Alleged NVIDIA GeForce RTX 3090 Ampere Card Shots Emerge With 3-Slot Design

NVIDIA GeForce RTX 3090
Are we in September yet? No? Well, alright then, let's go ahead and proceed with the barrage of next-gen GeForce RTX graphics card leaks. Stepping into the leaked limelight this time around is a set of pictures purportedly showing the upcoming GeForce RTX 3090, a massive beast of a card that dwarfs the current-generation GeForce GTX 2080 in a side-by-side comparison (though quite to the extent depicted...more on that in a moment).

This is another low-quality photo, as is frustratingly typical when it comes to leaks, though we have seen worse. We've cleaned up the lighting a bit, but quality aside, the interesting thing here is the expansion bracket. Assuming this is shot of the actual GeForce RTX 3090, it is going to occupy three expansion slots (or at least this iteration does—it could be an early prototype).

According to @GarnetSunet (or James), who uploaded the photos to Twitter, this three-slot card will priced at $1,400 (he initially stated $2,000, but offered up a pricing correction in a follow-up tweet). James identifies the card as a GeForce RTX 3090, but also says "this is the titan of this gen." We take that to mean this card is intended to occupy the space that would otherwise be reserved for the Titan RTX.

Whether that is actually or not obviously remains to be seen. Early information has been rather scattered—we've seen leaks and rumors suggesting the GeForce RTX 3090 will ship with 24GB of memory, which would certainly be a Titan-level card, but there is also a technical brief from Micron floating around that indicates it will arrive with 12GB of ultra-bandwidth GDDR6X memory.

For reference, the GeForce RTX 2080 Ti with 11GB of GDDR6 memory debuted at $999 ($1,199 for the Founders Edition), whereas the current-generation Titan RTX with 24GB of GDDR6 memory launched at $2,499. Both of those are two-slot cards (reference designs).

James also shared pricing on several other next-gen GeForce RTX cards. According to him, here's how it will break down...
  • GeForce RTX 3090: $1,400
  • GeForce RTX 3080: $800
  • GeForce RTX 3070: $600
  • GeForce RTX 3060: $400
It's all plausible, but far from verified.
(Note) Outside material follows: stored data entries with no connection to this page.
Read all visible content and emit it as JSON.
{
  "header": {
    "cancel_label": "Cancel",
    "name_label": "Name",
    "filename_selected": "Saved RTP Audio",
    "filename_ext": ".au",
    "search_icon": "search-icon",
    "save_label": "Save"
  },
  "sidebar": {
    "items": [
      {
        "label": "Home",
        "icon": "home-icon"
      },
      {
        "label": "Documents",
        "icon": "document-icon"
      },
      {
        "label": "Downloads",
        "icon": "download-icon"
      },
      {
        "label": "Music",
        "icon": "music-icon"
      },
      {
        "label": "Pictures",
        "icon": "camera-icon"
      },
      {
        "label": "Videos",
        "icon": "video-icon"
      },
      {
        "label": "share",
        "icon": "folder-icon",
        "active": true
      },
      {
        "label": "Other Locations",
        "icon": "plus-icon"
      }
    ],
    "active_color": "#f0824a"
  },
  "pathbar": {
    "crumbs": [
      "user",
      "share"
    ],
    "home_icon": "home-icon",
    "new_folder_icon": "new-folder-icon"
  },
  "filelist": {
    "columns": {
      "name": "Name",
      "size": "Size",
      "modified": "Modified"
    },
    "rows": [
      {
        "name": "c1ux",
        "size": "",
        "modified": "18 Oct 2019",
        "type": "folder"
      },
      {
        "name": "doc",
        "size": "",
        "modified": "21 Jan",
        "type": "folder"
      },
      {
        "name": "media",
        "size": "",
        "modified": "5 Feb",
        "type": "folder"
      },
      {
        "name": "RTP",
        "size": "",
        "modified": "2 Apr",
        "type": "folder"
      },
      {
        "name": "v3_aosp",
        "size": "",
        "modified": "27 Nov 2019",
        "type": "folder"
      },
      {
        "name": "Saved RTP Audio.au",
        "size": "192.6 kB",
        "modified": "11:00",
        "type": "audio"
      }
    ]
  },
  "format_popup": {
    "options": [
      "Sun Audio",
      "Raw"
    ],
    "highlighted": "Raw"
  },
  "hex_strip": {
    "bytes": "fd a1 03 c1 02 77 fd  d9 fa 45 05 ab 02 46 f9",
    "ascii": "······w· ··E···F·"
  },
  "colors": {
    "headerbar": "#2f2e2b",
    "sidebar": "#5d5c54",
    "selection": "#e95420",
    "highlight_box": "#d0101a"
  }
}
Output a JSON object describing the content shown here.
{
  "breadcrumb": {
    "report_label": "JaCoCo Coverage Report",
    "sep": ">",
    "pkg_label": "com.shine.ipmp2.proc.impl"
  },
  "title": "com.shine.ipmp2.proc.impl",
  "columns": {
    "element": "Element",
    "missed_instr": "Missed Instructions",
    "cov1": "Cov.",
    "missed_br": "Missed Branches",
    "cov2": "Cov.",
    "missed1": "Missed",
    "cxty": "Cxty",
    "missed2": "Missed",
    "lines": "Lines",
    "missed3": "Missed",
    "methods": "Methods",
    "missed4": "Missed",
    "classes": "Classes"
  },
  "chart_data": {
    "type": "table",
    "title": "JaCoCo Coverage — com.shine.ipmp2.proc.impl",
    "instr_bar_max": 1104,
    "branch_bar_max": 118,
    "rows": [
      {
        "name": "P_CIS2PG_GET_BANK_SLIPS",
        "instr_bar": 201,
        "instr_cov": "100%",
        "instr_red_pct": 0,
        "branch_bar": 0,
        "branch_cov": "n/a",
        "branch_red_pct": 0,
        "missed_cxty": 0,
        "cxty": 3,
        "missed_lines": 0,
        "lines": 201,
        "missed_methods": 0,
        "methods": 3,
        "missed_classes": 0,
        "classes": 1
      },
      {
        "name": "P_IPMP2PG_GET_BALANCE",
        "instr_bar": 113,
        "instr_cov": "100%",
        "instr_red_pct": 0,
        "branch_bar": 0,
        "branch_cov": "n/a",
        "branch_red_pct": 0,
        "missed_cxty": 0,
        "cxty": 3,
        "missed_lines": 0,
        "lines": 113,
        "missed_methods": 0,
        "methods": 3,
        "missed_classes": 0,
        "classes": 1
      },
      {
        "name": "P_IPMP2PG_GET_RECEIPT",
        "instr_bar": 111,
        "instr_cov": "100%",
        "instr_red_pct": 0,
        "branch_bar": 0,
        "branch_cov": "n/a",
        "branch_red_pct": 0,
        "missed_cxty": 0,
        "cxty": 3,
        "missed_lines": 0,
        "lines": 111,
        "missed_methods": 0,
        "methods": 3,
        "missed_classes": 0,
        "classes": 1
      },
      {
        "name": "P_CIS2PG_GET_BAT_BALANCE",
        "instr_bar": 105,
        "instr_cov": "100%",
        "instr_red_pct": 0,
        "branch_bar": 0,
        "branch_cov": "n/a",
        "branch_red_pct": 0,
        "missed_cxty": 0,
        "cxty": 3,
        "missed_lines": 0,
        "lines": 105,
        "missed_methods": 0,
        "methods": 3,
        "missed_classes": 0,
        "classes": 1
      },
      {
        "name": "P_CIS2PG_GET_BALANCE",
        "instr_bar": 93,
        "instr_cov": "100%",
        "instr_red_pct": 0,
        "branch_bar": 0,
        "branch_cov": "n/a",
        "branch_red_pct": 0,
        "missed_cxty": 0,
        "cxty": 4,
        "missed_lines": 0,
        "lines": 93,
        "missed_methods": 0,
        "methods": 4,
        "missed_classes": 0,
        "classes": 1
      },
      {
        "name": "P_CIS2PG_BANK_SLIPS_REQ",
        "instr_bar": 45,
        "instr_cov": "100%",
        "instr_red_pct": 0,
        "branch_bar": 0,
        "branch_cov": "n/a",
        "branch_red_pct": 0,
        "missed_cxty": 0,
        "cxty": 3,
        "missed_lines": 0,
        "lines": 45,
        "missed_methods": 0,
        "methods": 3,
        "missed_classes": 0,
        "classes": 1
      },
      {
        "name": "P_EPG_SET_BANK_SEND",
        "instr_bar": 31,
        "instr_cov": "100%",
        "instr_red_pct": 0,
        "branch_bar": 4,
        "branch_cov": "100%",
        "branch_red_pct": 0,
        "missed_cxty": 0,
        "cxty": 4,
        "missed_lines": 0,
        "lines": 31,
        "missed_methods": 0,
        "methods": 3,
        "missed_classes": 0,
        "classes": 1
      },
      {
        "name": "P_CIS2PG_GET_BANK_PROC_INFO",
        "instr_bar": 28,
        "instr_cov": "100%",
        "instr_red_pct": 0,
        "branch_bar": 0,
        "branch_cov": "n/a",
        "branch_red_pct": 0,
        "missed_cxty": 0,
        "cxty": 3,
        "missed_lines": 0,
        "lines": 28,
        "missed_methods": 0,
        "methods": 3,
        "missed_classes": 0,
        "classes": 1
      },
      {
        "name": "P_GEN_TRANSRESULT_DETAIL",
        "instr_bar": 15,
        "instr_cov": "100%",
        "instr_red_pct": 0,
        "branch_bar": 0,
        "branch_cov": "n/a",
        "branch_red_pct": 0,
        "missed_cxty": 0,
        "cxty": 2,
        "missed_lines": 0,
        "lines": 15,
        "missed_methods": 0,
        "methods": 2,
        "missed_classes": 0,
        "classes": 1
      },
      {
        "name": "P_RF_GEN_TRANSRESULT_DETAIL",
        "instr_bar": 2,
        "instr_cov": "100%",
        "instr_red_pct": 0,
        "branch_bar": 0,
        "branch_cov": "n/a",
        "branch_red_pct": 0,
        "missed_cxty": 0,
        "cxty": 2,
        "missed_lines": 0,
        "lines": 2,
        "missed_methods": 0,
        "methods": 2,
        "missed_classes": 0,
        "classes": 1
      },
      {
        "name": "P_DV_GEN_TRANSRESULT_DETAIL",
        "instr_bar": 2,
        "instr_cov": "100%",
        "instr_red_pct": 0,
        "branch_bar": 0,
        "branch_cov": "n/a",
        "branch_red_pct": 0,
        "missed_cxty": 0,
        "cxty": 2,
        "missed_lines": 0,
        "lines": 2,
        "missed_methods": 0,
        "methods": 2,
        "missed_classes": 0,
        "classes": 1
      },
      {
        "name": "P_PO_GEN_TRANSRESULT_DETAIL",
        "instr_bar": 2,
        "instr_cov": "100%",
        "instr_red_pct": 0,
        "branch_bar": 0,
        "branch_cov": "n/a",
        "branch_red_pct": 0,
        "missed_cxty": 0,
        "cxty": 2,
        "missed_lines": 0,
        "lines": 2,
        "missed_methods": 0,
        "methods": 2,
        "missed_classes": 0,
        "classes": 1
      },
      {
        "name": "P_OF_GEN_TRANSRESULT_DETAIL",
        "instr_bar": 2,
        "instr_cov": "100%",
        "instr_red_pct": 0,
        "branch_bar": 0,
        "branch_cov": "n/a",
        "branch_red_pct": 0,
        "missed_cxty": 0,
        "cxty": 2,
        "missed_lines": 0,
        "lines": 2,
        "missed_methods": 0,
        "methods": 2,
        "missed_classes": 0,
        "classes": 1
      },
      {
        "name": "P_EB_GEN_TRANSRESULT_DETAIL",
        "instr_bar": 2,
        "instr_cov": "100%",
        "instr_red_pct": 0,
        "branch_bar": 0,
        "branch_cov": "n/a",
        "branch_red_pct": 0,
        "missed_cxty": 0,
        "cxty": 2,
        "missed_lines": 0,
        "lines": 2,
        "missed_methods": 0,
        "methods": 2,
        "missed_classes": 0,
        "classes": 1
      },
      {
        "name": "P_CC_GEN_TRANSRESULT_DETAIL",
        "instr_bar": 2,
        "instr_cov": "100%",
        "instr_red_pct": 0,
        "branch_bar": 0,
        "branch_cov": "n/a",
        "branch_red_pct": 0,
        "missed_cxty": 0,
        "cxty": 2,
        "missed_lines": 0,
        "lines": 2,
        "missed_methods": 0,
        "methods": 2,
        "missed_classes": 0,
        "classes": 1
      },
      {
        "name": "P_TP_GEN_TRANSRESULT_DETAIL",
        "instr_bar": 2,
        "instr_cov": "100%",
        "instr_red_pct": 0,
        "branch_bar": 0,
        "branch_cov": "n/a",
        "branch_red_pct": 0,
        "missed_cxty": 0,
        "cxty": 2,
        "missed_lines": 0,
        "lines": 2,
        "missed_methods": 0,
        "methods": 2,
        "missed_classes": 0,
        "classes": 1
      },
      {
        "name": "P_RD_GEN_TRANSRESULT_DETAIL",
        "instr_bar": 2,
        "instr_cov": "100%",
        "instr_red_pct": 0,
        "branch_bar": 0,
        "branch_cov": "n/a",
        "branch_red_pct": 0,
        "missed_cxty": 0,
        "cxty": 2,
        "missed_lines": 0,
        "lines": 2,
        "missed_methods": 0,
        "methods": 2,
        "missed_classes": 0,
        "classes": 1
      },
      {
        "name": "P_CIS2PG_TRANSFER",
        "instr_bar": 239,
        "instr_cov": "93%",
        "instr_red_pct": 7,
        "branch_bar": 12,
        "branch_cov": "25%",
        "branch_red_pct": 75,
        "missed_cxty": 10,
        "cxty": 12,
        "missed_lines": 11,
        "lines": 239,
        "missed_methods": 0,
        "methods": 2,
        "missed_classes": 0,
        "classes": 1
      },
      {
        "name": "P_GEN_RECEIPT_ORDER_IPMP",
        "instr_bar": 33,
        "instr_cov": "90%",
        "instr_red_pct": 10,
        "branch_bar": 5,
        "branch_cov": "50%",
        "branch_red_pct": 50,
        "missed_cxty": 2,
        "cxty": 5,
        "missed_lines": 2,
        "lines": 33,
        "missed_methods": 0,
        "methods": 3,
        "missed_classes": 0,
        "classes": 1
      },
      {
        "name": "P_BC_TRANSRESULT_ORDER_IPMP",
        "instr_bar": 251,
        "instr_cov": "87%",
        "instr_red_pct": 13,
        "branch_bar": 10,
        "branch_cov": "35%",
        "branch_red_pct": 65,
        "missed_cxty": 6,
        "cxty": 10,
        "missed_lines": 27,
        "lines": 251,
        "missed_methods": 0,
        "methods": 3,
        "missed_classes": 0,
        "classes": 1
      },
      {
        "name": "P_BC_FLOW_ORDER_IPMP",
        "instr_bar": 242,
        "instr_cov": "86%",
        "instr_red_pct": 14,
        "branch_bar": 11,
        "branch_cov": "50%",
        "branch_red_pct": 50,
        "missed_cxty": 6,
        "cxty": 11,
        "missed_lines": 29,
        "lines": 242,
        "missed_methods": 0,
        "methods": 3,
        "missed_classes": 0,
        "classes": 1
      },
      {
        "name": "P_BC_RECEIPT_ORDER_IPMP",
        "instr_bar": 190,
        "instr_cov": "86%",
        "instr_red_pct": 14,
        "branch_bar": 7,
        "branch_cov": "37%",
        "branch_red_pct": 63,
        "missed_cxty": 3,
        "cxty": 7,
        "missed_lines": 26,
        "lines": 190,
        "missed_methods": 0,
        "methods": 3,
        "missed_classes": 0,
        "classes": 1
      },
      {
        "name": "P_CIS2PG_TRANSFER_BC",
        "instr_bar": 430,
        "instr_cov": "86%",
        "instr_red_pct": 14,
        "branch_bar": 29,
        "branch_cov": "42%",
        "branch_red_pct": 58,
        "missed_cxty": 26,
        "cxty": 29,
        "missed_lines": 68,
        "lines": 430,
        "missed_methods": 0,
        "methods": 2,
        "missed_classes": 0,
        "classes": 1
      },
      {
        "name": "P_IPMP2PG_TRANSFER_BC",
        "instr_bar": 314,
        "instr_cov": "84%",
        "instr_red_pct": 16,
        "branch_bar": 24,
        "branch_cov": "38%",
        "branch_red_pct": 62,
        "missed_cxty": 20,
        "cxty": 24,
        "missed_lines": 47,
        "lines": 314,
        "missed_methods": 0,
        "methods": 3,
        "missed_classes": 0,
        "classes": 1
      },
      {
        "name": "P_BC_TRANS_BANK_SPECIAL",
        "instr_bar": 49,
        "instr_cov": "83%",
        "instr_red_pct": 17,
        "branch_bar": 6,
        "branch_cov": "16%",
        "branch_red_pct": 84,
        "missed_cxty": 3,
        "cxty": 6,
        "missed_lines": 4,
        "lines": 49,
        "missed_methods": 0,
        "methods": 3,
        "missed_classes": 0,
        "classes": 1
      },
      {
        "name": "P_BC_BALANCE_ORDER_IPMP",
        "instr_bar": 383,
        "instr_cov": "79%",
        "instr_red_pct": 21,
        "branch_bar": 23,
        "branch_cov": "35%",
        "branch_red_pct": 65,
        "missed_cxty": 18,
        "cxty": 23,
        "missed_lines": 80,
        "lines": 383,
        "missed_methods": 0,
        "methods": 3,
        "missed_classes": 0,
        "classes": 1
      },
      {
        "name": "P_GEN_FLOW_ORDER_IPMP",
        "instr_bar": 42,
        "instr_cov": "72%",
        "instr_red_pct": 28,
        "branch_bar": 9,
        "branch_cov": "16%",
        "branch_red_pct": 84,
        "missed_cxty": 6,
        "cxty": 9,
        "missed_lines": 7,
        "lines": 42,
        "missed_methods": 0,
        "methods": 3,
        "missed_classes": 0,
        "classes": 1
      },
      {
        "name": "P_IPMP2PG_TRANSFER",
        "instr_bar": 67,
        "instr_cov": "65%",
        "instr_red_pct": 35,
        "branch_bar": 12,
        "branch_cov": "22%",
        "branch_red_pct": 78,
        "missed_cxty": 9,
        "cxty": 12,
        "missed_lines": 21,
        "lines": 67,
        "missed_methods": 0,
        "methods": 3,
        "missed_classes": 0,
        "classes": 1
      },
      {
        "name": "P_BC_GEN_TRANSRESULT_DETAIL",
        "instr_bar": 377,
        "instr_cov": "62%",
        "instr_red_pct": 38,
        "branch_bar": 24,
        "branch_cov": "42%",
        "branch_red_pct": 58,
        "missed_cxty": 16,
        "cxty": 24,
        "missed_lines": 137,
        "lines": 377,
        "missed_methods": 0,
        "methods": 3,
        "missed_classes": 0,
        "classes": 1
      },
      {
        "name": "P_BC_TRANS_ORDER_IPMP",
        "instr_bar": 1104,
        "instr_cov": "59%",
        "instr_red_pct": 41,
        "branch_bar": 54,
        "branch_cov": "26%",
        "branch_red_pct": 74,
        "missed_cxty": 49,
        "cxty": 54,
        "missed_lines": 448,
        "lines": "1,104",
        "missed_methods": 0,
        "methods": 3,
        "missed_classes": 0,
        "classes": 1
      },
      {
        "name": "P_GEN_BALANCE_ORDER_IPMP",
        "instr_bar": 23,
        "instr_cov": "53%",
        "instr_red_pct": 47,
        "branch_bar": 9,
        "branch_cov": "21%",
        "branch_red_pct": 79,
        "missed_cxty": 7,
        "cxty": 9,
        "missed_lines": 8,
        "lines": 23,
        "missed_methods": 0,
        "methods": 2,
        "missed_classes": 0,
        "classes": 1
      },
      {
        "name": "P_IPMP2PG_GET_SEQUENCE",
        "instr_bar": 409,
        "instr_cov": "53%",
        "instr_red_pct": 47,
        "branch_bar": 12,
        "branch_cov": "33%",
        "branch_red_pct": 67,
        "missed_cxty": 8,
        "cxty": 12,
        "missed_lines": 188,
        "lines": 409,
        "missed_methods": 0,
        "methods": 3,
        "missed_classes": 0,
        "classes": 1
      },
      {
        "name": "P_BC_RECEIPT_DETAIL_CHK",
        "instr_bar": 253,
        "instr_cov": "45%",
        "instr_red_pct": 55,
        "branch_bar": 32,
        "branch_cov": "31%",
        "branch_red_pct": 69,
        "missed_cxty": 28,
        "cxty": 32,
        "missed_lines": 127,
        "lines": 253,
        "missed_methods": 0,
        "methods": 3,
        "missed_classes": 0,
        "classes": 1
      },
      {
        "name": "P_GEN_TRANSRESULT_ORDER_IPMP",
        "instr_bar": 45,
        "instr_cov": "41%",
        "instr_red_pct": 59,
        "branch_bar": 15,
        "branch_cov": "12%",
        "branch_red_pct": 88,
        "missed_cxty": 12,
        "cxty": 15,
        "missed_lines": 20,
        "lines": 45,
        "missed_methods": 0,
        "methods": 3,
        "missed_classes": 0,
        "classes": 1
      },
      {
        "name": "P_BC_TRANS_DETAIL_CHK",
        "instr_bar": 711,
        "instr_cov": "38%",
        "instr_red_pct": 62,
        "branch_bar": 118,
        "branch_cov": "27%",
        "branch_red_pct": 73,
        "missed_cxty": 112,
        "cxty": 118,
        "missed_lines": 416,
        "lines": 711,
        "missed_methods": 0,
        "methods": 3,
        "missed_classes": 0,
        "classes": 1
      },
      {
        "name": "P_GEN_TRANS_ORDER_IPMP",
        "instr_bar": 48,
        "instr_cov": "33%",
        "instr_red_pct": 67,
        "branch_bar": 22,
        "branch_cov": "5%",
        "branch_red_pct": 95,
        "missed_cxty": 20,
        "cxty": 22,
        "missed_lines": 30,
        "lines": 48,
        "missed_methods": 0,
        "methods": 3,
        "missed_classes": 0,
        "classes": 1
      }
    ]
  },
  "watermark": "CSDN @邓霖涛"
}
For comparison, here's where NVIDIA's Turing-based GeForce RTX cards landed at launch (rounded up a buck since it appears James has done that with the above prices)...
  • GeForce RTX 2080 Ti: $1,000 ($1,200 for Founders Edition)
  • GeForce RTX 2080: $700 ($800 for Founders Edition)
  • GeForce RTX 2070: $500 ($600 for Founders Edition)
  • GeForce RTX 2060: $350 for Founders Edition (no official price for custom models)
And then the Super models came out at the following price points (also rounded up a buck)...
  • GeForce RTX 2080 Super: $700
  • GeForce RTX 2070 Super: $500
  • GeForce RTX 2060 Super: $300
It's not clear if the prices shared by James are starting prices, or for Founders Edition models. In any event, here is the other photo of the GeForce RTX 3090 he shared on Twitter...

NVIDIA GeForce RTX 3090

It looks to be a bigger card than the GeForce RTX 2080, though not to the extent the pictures suggest. As pointed out in the Twitter thread, the PCIe insert on the GeForce RTX 3090 is bigger/longer, and it appears the image of the GeForce RTX 3090 has been blown up. If scaled down to the same size as the current-gen card, it is still a bigger model, just not totally overbearing—estimates put it at around 300mm long, versus 267mm on the GeForce RTX 2080.

Why the apparent photo trickery? According to James, the GeForce RTX 3090 is "closer to the camera due to being thicker." He also refutes that it is a fake photo, based on someone saying the shadows don't match up. His answer to that is the use of two light sources.

Anyway, take all this with a heap of skepticism. Fortunately the GeForce Special Event is right around the corner (September 1), so we will get some confirmed answers soon enough.